There are so many good ones out there but if you need help, here are four worthy possibilities connected to members of the community:
1. New York City Relief. This is a wonderful organization that helps support and care for homeless New Yorkers, driving their "Relief Bus" to place all over the city (including Chelsea Park!) and provide a pop-up center of hospitality, providing food, clothing and connection to services.
(Josiah using a forehead thermometer which they use to make sure no staff or volunteer has a fever before they are allowed to engage with guests.)
Josiah Haken, their VP of Outreach Operations, wrote a great article about what COVID-19 means for those living on the streets. He texted me on Tuesday, saying that they went through 50 gallons of soup from their bus and are burning through supplies like crazy. They had to cancel their fundraising gala and are in desperate need of funds to continue.
2. Restore NYC.This is an amazing organization that serves foreign national survivors of sex trafficking. The women they serve are among those most affected right now, as their children’s schools close and businesses ramp down hours, leading to devastating financial impact. They are not eligible for other types of relief and as a result of this virus are put at high risk of trafficking again.

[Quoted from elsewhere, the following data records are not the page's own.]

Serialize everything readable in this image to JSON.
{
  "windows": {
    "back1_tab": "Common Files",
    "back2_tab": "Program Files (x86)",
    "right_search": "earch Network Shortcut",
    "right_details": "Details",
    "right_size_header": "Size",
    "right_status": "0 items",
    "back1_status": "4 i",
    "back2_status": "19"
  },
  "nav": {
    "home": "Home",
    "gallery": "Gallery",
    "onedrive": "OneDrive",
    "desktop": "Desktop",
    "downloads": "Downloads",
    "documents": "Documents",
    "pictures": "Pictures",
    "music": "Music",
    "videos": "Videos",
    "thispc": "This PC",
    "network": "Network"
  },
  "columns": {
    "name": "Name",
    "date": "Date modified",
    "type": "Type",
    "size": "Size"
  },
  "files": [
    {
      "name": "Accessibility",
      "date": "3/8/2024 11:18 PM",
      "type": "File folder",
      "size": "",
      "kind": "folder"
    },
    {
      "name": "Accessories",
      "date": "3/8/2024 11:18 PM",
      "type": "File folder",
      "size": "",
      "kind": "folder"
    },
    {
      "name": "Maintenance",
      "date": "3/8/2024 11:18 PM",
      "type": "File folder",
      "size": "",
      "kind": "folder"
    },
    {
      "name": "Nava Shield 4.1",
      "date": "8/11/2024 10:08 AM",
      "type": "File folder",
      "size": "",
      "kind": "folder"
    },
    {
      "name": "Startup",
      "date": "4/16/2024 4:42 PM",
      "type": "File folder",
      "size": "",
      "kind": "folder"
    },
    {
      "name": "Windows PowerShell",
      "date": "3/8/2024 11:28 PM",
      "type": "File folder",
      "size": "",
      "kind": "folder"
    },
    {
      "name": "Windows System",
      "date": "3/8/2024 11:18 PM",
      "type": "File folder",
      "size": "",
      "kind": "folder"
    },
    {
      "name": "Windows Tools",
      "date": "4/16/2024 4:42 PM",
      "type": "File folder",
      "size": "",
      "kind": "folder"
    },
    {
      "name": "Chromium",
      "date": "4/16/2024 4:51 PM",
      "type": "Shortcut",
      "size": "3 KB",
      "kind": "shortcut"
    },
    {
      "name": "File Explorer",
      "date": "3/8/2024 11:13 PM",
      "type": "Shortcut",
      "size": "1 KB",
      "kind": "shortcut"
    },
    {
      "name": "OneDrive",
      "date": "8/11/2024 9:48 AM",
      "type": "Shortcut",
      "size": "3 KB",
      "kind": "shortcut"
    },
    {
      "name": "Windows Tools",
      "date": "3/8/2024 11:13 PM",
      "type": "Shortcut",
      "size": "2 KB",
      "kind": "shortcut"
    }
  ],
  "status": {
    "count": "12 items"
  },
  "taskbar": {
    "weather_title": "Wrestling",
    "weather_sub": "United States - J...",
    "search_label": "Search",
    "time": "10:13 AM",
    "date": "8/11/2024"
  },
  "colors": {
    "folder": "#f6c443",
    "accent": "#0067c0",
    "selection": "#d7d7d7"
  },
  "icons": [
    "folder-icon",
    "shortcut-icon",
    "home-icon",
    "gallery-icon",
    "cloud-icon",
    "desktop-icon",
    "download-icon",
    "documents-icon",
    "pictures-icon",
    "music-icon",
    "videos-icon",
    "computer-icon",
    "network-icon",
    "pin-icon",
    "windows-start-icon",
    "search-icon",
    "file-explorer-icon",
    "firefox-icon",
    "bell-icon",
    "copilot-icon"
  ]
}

100% of the funds will be given in the form of cash assistance and you can donate to them here. Jenna Connaroe works for Restore and if you have further questions about their work, you can email her at email@example.com.
3. Emergency Support for City College students. Leslie Paik is a professor of sociology there and many of her students are low-income, working class folks who work in the service industry, paid hourly with no sick leave benefits. Not only do they pay for their tuition with these meager salaries, they also are often the sole or main source of financial support for their families. Her division, the Colin Powell School for Civic and Global Leadership, has set up an emergency support fund for its students. Here is the link to contribute and make sure to select "Colin Powell School for Civic & Global Leadership" with “emergency support for students” in the comments.
4. Worthwild Restaurant. Right around the corner from church on Ninth Ave. I've eaten here for brunch a few times after service. Brisket & eggs, duck fat potatoes, really cool art on the walls, what's not to love?? They are running a GoFundMe campaign for their staff who they can no longer provide for. If you've ever eaten here and even if you haven't, think about donating the cost of eating out for brunch (or if you were also treating your friend, or family of 5, or group of 20...).